The logic behind at least some of these photographs is that “pure” racial or ethnic identity has long gone the way of the Victrola. We’re all mutts now.

“This show is not about politics — it’s about identity,” says Baillargeon, a soft-spoken French-Canadian who teaches art and art history at Oakland University.

Baillargeon put out a call to 11 Canadian and American photographers — most of them children of immigrants — to contribute works that dealt with the individual and international migration.

The results are striking and remind the viewer how layered modern identity really is.

The resultant confusion when race and ethnicity are put through the Cuisinart is, perhaps, most striking in “The Hapa Project,” a huge series of photos by Santa Barbara photographer Kip Fulbeck. (“Hapa” is a Hawaiian term, for many years derogatory, meaning “half” that he says has lately been adopted by many of mixed Asian and Pacific Island heritage.)

Fulbeck shot 1,200 volunteers of “Hapa” background — the sorts of people who used to have to choose one grandparent over another on the U.S. Census when checking the “Race” box. (In 2000, the government allowed you to check multiple identities for the first time.)

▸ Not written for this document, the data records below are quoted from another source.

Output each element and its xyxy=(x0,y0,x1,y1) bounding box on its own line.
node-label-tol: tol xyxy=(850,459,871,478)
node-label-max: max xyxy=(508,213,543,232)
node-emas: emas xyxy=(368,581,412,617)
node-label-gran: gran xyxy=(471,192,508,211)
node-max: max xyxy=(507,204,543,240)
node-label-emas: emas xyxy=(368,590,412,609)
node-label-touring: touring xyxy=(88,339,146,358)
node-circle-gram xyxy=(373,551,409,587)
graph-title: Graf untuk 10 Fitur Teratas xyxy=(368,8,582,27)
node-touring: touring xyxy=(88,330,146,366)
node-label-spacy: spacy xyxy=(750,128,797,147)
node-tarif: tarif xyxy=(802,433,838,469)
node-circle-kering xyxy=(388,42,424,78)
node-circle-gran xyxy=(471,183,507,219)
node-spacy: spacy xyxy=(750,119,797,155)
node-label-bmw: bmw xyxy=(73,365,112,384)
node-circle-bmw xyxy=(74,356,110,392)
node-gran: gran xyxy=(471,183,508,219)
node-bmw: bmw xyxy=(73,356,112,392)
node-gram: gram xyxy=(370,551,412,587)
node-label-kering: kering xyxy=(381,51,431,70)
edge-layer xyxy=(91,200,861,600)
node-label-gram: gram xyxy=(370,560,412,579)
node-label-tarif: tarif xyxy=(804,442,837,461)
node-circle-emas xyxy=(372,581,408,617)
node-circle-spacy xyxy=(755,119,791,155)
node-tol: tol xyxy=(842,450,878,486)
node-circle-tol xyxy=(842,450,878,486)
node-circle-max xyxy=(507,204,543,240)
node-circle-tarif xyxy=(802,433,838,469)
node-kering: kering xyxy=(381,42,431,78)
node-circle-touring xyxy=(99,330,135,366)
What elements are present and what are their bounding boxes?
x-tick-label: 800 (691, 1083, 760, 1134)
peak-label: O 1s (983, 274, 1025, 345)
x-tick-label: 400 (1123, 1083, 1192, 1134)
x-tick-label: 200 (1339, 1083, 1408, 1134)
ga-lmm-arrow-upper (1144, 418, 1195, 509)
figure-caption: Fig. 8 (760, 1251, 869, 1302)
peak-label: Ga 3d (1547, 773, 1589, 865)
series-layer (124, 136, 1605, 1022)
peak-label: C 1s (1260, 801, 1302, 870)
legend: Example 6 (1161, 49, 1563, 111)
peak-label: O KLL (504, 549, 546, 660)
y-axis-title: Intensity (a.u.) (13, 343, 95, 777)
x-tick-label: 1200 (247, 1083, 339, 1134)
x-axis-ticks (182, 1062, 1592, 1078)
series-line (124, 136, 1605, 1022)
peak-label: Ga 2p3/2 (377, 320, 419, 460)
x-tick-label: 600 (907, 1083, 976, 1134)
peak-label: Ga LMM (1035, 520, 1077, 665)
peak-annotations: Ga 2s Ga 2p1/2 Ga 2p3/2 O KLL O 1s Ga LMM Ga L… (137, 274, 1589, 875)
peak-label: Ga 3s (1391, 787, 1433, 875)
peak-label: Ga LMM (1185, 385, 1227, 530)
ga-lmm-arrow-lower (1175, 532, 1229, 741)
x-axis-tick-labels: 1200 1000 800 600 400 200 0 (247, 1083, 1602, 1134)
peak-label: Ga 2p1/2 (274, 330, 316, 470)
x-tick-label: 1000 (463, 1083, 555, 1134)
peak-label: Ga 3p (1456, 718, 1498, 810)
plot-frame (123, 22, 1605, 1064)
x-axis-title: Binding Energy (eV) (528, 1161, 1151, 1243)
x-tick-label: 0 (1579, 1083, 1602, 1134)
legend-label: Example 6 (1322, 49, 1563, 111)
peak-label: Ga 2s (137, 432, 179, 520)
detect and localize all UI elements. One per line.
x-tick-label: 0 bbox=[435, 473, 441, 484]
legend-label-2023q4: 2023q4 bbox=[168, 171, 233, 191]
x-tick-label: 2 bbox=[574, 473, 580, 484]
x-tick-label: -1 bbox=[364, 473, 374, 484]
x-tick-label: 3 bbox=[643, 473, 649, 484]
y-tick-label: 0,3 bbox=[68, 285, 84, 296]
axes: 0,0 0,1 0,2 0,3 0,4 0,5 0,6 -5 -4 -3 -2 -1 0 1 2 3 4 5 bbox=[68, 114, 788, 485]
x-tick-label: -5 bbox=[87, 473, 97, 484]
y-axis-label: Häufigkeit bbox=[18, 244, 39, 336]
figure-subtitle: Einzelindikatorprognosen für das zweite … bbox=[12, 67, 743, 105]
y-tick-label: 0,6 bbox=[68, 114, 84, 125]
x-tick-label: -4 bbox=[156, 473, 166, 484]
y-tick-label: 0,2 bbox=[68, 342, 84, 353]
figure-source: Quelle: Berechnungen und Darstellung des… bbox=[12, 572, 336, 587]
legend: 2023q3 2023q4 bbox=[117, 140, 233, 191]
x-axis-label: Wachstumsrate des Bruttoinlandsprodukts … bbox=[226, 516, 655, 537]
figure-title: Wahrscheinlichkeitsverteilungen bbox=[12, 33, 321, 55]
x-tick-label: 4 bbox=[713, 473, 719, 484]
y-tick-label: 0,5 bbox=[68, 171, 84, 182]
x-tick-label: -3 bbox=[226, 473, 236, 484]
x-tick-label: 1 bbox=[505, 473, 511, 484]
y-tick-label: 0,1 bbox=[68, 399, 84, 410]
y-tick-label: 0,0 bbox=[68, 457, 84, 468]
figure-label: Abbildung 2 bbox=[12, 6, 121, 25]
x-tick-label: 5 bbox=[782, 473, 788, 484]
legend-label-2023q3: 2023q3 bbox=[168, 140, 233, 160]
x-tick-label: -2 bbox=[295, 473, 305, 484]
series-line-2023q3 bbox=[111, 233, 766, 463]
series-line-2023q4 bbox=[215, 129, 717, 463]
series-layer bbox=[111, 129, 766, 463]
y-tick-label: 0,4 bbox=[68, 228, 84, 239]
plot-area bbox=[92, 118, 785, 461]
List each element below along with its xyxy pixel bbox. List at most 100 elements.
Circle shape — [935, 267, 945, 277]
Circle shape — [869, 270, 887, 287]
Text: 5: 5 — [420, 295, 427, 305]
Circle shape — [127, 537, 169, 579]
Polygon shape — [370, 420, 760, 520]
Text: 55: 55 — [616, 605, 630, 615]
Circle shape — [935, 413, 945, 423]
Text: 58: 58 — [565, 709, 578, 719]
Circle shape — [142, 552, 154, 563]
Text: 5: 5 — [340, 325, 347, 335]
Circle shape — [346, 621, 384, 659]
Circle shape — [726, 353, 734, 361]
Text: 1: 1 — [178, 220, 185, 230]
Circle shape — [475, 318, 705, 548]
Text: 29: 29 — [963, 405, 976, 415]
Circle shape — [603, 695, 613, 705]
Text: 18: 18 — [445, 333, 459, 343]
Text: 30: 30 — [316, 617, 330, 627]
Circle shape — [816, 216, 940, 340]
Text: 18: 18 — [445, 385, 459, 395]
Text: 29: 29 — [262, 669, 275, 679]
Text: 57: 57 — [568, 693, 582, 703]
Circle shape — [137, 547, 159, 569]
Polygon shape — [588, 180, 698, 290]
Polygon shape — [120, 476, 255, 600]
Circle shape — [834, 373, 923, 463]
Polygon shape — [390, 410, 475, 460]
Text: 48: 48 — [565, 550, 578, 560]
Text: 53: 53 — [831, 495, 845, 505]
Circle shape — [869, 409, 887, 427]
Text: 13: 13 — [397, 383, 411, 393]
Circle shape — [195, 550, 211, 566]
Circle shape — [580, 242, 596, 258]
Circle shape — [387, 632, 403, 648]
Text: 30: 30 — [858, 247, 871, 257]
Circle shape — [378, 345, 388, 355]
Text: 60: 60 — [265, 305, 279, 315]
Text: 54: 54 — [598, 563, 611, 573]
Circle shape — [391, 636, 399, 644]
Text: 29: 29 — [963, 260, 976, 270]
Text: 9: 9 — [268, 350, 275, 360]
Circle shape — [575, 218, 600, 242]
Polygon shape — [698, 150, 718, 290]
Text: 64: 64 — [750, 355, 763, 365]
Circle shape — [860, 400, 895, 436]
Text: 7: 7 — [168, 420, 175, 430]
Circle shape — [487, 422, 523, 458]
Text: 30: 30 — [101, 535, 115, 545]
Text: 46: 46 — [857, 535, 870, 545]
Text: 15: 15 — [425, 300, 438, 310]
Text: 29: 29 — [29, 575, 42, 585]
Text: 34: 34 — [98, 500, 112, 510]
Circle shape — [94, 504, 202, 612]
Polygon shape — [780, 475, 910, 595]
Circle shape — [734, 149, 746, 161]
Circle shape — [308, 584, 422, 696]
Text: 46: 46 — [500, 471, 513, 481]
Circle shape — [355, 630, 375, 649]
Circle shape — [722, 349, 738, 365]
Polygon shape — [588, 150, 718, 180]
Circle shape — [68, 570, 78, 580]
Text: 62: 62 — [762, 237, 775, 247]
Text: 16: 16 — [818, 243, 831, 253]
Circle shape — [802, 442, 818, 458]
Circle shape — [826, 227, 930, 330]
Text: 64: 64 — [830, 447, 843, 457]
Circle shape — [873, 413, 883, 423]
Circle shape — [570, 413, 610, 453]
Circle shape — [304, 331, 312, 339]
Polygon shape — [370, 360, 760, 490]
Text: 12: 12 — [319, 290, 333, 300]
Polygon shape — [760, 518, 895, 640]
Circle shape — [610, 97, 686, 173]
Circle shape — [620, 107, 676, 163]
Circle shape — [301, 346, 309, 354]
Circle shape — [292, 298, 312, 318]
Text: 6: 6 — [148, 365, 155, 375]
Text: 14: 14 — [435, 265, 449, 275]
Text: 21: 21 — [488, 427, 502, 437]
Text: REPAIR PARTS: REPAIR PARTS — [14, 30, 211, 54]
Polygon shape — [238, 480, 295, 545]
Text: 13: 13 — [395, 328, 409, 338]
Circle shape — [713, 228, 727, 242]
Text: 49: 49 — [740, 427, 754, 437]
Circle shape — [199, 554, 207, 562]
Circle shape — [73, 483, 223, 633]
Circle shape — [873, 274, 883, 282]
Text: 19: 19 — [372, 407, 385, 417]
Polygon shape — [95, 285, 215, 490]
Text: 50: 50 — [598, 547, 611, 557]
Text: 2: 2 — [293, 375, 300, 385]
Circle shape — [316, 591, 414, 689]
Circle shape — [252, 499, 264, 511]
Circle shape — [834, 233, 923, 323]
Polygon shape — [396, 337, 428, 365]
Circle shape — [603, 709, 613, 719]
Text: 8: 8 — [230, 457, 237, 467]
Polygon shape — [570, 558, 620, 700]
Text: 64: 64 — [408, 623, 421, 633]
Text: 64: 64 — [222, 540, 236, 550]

The “Hapa” portraits are almost all identical in set-up. No clothing intrudes to set one face apart from the other. All the subjects are shot from their naked shoulders on up. All stare straight into the camera — reminiscent, suggests Baillargeon, of the dehumanizing photographs 19th-century anthropologists took of “natives” in Africa or Indonesia.

But in this case, the effect isn’t dehumanizing so much as leveling — a visual reminder, when these are lined up on the gallery’s wall, of our essential sameness.

Asked the question they’ve heard all their lives — “What are you?” — Fulbeck’s subjects scrawled their answers beneath each of their portraits.

“I am a person of color,” says one young woman with Amer-Asian eyes and striking blond hair who lists her ancestry as Chinese, Japanese, German, Hungarian and English.

“I am not half-‘white,'” she adds. “I am not half-‘Asian.’ I am a whole ‘other.'”

A bronze-skinned young man whose background is Japanese, French, Chinese, Irish, Swedish and Sioux, writes, “What am I? I am exactly the same as every other person in 2500.”